Concluded the Seattle “parrot lady,” Debbie Goodrich, “For me, the lesson learned is that we must force the current Animal Welfare Act law being proposed to absolutely include all sanctuaries and rescues.
“Secondly, that if someone is not responding to you about the care you paid them [for] when you delivered your animal, then I think you can call for a wellness check.
“I know there are many cases where dozens of complaints are filed, but the complaints do not result in action,” Goodrich acknowledged.
“In the same light, I’ve seen whole confiscations happen with little to complain about in real abuse, and have also seen abusers get their animals back with the animal control officer dumping evidence for lesser charges,” which might be less likely to happen in cases involving federal rather than just local agencies.
But Goodrich also objected to publicity about the details of the Rutledge case, which at the very least have possible warning and deterrent value, and help to show the need for the proposed Animal Welfare Act extension to cover bird facilities.

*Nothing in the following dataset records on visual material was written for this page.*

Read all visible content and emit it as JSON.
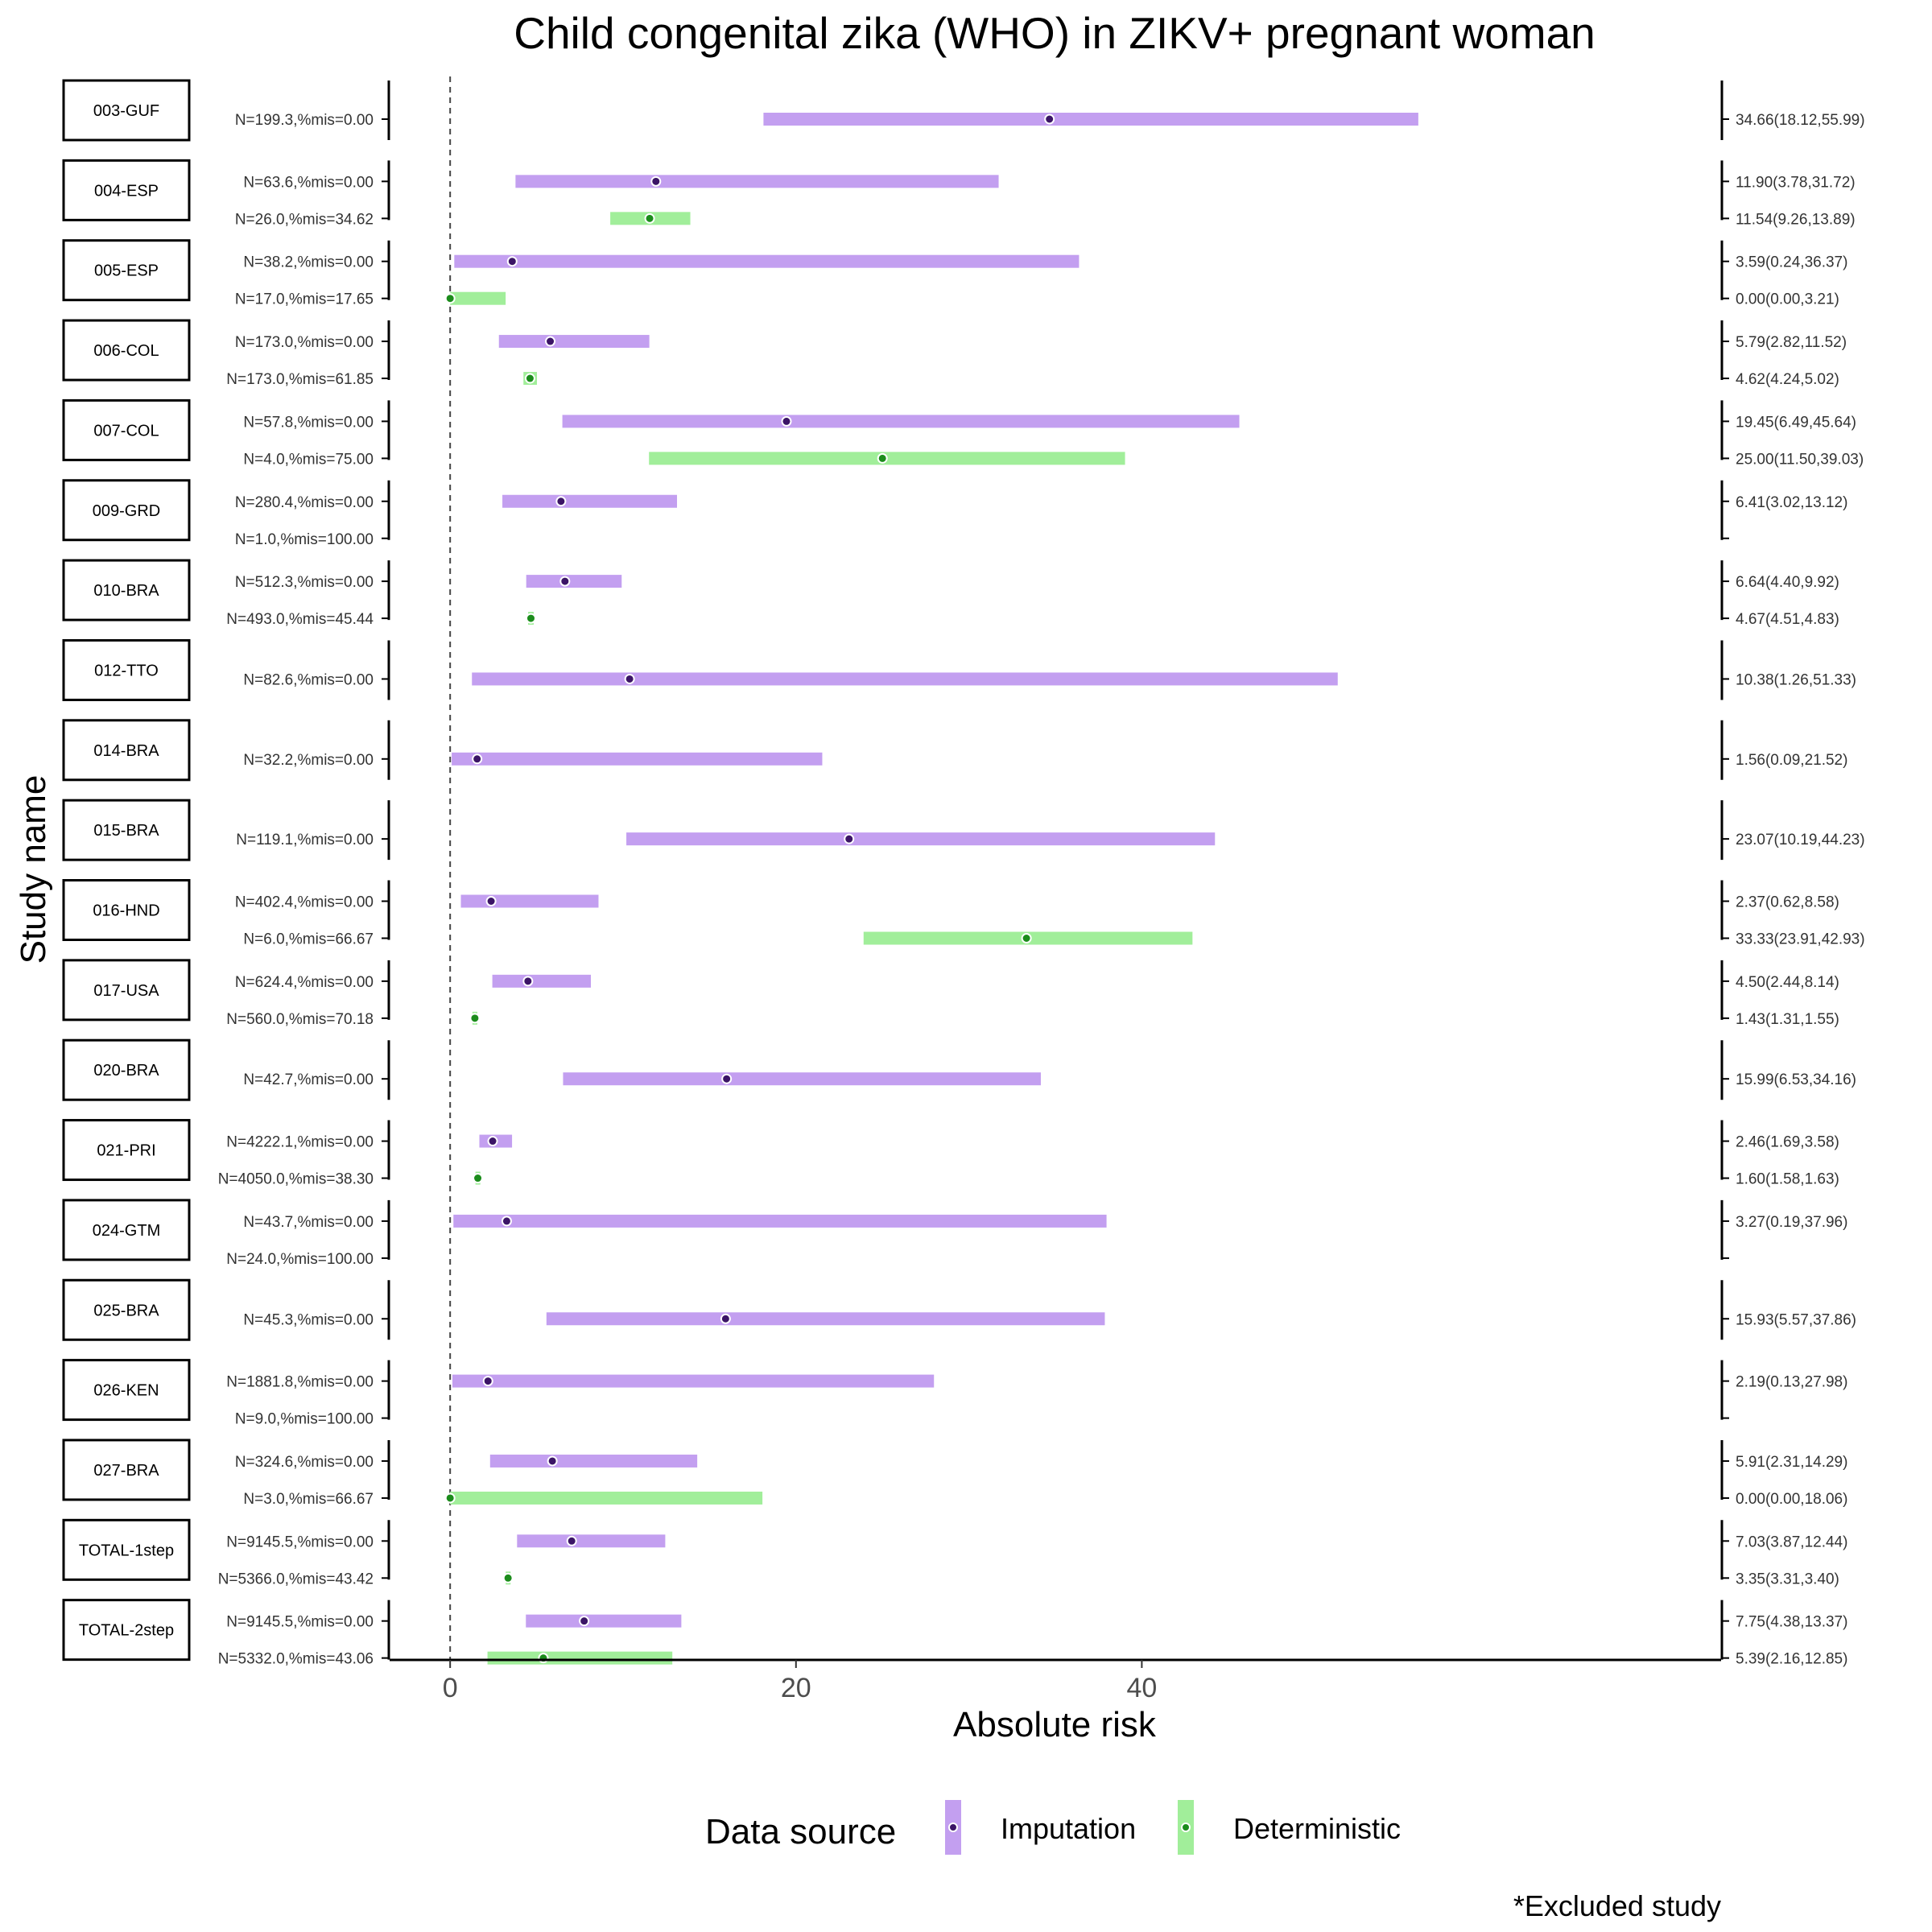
{
  "chart_data": {
    "type": "forest",
    "title": "Child congenital zika (WHO) in ZIKV+ pregnant woman",
    "xlabel": "Absolute risk",
    "ylabel": "Study name",
    "xlim": [
      -3.5,
      73.5
    ],
    "xticks": [
      0,
      20,
      40
    ],
    "reference_line_x": 0,
    "legend": {
      "title": "Data source",
      "position": "bottom",
      "entries": [
        {
          "label": "Imputation",
          "key": "imp"
        },
        {
          "label": "Deterministic",
          "key": "det"
        }
      ]
    },
    "colors": {
      "imp_bar": "#c39ff0",
      "imp_point": "#3b1466",
      "det_bar": "#a1ee9a",
      "det_point": "#1b8c1b"
    },
    "footnote": "*Excluded study",
    "studies": [
      {
        "name": "003-GUF",
        "rows": [
          {
            "source": "imp",
            "label": "N=199.3,%mis=0.00",
            "est": 34.66,
            "lo": 18.12,
            "hi": 55.99,
            "text": "34.66(18.12,55.99)"
          }
        ]
      },
      {
        "name": "004-ESP",
        "rows": [
          {
            "source": "imp",
            "label": "N=63.6,%mis=0.00",
            "est": 11.9,
            "lo": 3.78,
            "hi": 31.72,
            "text": "11.90(3.78,31.72)"
          },
          {
            "source": "det",
            "label": "N=26.0,%mis=34.62",
            "est": 11.54,
            "lo": 9.26,
            "hi": 13.89,
            "text": "11.54(9.26,13.89)"
          }
        ]
      },
      {
        "name": "005-ESP",
        "rows": [
          {
            "source": "imp",
            "label": "N=38.2,%mis=0.00",
            "est": 3.59,
            "lo": 0.24,
            "hi": 36.37,
            "text": "3.59(0.24,36.37)"
          },
          {
            "source": "det",
            "label": "N=17.0,%mis=17.65",
            "est": 0.0,
            "lo": 0.0,
            "hi": 3.21,
            "text": "0.00(0.00,3.21)"
          }
        ]
      },
      {
        "name": "006-COL",
        "rows": [
          {
            "source": "imp",
            "label": "N=173.0,%mis=0.00",
            "est": 5.79,
            "lo": 2.82,
            "hi": 11.52,
            "text": "5.79(2.82,11.52)"
          },
          {
            "source": "det",
            "label": "N=173.0,%mis=61.85",
            "est": 4.62,
            "lo": 4.24,
            "hi": 5.02,
            "text": "4.62(4.24,5.02)"
          }
        ]
      },
      {
        "name": "007-COL",
        "rows": [
          {
            "source": "imp",
            "label": "N=57.8,%mis=0.00",
            "est": 19.45,
            "lo": 6.49,
            "hi": 45.64,
            "text": "19.45(6.49,45.64)"
          },
          {
            "source": "det",
            "label": "N=4.0,%mis=75.00",
            "est": 25.0,
            "lo": 11.5,
            "hi": 39.03,
            "text": "25.00(11.50,39.03)"
          }
        ]
      },
      {
        "name": "009-GRD",
        "rows": [
          {
            "source": "imp",
            "label": "N=280.4,%mis=0.00",
            "est": 6.41,
            "lo": 3.02,
            "hi": 13.12,
            "text": "6.41(3.02,13.12)"
          },
          {
            "source": "det",
            "label": "N=1.0,%mis=100.00",
            "est": null,
            "lo": null,
            "hi": null,
            "text": ""
          }
        ]
      },
      {
        "name": "010-BRA",
        "rows": [
          {
            "source": "imp",
            "label": "N=512.3,%mis=0.00",
            "est": 6.64,
            "lo": 4.4,
            "hi": 9.92,
            "text": "6.64(4.40,9.92)"
          },
          {
            "source": "det",
            "label": "N=493.0,%mis=45.44",
            "est": 4.67,
            "lo": 4.51,
            "hi": 4.83,
            "text": "4.67(4.51,4.83)"
          }
        ]
      },
      {
        "name": "012-TTO",
        "rows": [
          {
            "source": "imp",
            "label": "N=82.6,%mis=0.00",
            "est": 10.38,
            "lo": 1.26,
            "hi": 51.33,
            "text": "10.38(1.26,51.33)"
          }
        ]
      },
      {
        "name": "014-BRA",
        "rows": [
          {
            "source": "imp",
            "label": "N=32.2,%mis=0.00",
            "est": 1.56,
            "lo": 0.09,
            "hi": 21.52,
            "text": "1.56(0.09,21.52)"
          }
        ]
      },
      {
        "name": "015-BRA",
        "rows": [
          {
            "source": "imp",
            "label": "N=119.1,%mis=0.00",
            "est": 23.07,
            "lo": 10.19,
            "hi": 44.23,
            "text": "23.07(10.19,44.23)"
          }
        ]
      },
      {
        "name": "016-HND",
        "rows": [
          {
            "source": "imp",
            "label": "N=402.4,%mis=0.00",
            "est": 2.37,
            "lo": 0.62,
            "hi": 8.58,
            "text": "2.37(0.62,8.58)"
          },
          {
            "source": "det",
            "label": "N=6.0,%mis=66.67",
            "est": 33.33,
            "lo": 23.91,
            "hi": 42.93,
            "text": "33.33(23.91,42.93)"
          }
        ]
      },
      {
        "name": "017-USA",
        "rows": [
          {
            "source": "imp",
            "label": "N=624.4,%mis=0.00",
            "est": 4.5,
            "lo": 2.44,
            "hi": 8.14,
            "text": "4.50(2.44,8.14)"
          },
          {
            "source": "det",
            "label": "N=560.0,%mis=70.18",
            "est": 1.43,
            "lo": 1.31,
            "hi": 1.55,
            "text": "1.43(1.31,1.55)"
          }
        ]
      },
      {
        "name": "020-BRA",
        "rows": [
          {
            "source": "imp",
            "label": "N=42.7,%mis=0.00",
            "est": 15.99,
            "lo": 6.53,
            "hi": 34.16,
            "text": "15.99(6.53,34.16)"
          }
        ]
      },
      {
        "name": "021-PRI",
        "rows": [
          {
            "source": "imp",
            "label": "N=4222.1,%mis=0.00",
            "est": 2.46,
            "lo": 1.69,
            "hi": 3.58,
            "text": "2.46(1.69,3.58)"
          },
          {
            "source": "det",
            "label": "N=4050.0,%mis=38.30",
            "est": 1.6,
            "lo": 1.58,
            "hi": 1.63,
            "text": "1.60(1.58,1.63)"
          }
        ]
      },
      {
        "name": "024-GTM",
        "rows": [
          {
            "source": "imp",
            "label": "N=43.7,%mis=0.00",
            "est": 3.27,
            "lo": 0.19,
            "hi": 37.96,
            "text": "3.27(0.19,37.96)"
          },
          {
            "source": "det",
            "label": "N=24.0,%mis=100.00",
            "est": null,
            "lo": null,
            "hi": null,
            "text": ""
          }
        ]
      },
      {
        "name": "025-BRA",
        "rows": [
          {
            "source": "imp",
            "label": "N=45.3,%mis=0.00",
            "est": 15.93,
            "lo": 5.57,
            "hi": 37.86,
            "text": "15.93(5.57,37.86)"
          }
        ]
      },
      {
        "name": "026-KEN",
        "rows": [
          {
            "source": "imp",
            "label": "N=1881.8,%mis=0.00",
            "est": 2.19,
            "lo": 0.13,
            "hi": 27.98,
            "text": "2.19(0.13,27.98)"
          },
          {
            "source": "det",
            "label": "N=9.0,%mis=100.00",
            "est": null,
            "lo": null,
            "hi": null,
            "text": ""
          }
        ]
      },
      {
        "name": "027-BRA",
        "rows": [
          {
            "source": "imp",
            "label": "N=324.6,%mis=0.00",
            "est": 5.91,
            "lo": 2.31,
            "hi": 14.29,
            "text": "5.91(2.31,14.29)"
          },
          {
            "source": "det",
            "label": "N=3.0,%mis=66.67",
            "est": 0.0,
            "lo": 0.0,
            "hi": 18.06,
            "text": "0.00(0.00,18.06)"
          }
        ]
      },
      {
        "name": "TOTAL-1step",
        "rows": [
          {
            "source": "imp",
            "label": "N=9145.5,%mis=0.00",
            "est": 7.03,
            "lo": 3.87,
            "hi": 12.44,
            "text": "7.03(3.87,12.44)"
          },
          {
            "source": "det",
            "label": "N=5366.0,%mis=43.42",
            "est": 3.35,
            "lo": 3.31,
            "hi": 3.4,
            "text": "3.35(3.31,3.40)"
          }
        ]
      },
      {
        "name": "TOTAL-2step",
        "rows": [
          {
            "source": "imp",
            "label": "N=9145.5,%mis=0.00",
            "est": 7.75,
            "lo": 4.38,
            "hi": 13.37,
            "text": "7.75(4.38,13.37)"
          },
          {
            "source": "det",
            "label": "N=5332.0,%mis=43.06",
            "est": 5.39,
            "lo": 2.16,
            "hi": 12.85,
            "text": "5.39(2.16,12.85)"
          }
        ]
      }
    ]
  }
}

“Find a designated contact”
Longtime Florida parrot breeder Laurella Desborough, 87, who frequently comments on ANIMALS 24-7 postings, advised colleagues to do more than ” just make a will. Find a designated contact, Desborough said, “who is willing to call every morning and say ‘Hi.’ When the bird owner dies not answer, then the contact person knows the bird owner is either ill or dead. This is what serious older and ill bird owners do, if they care about their birds. This has been done for many decades to prevent bird deaths by older single bird owners. It works.”
Desborough also emphasized that the Rutledge case demonstrates the need for the Animal Welfare Act to cover “rescues” and “sanctuaries,” as well as breeders, a deficiency in the Animal Welfare Act regulations as currently written pertaining to mammals as well as to birds.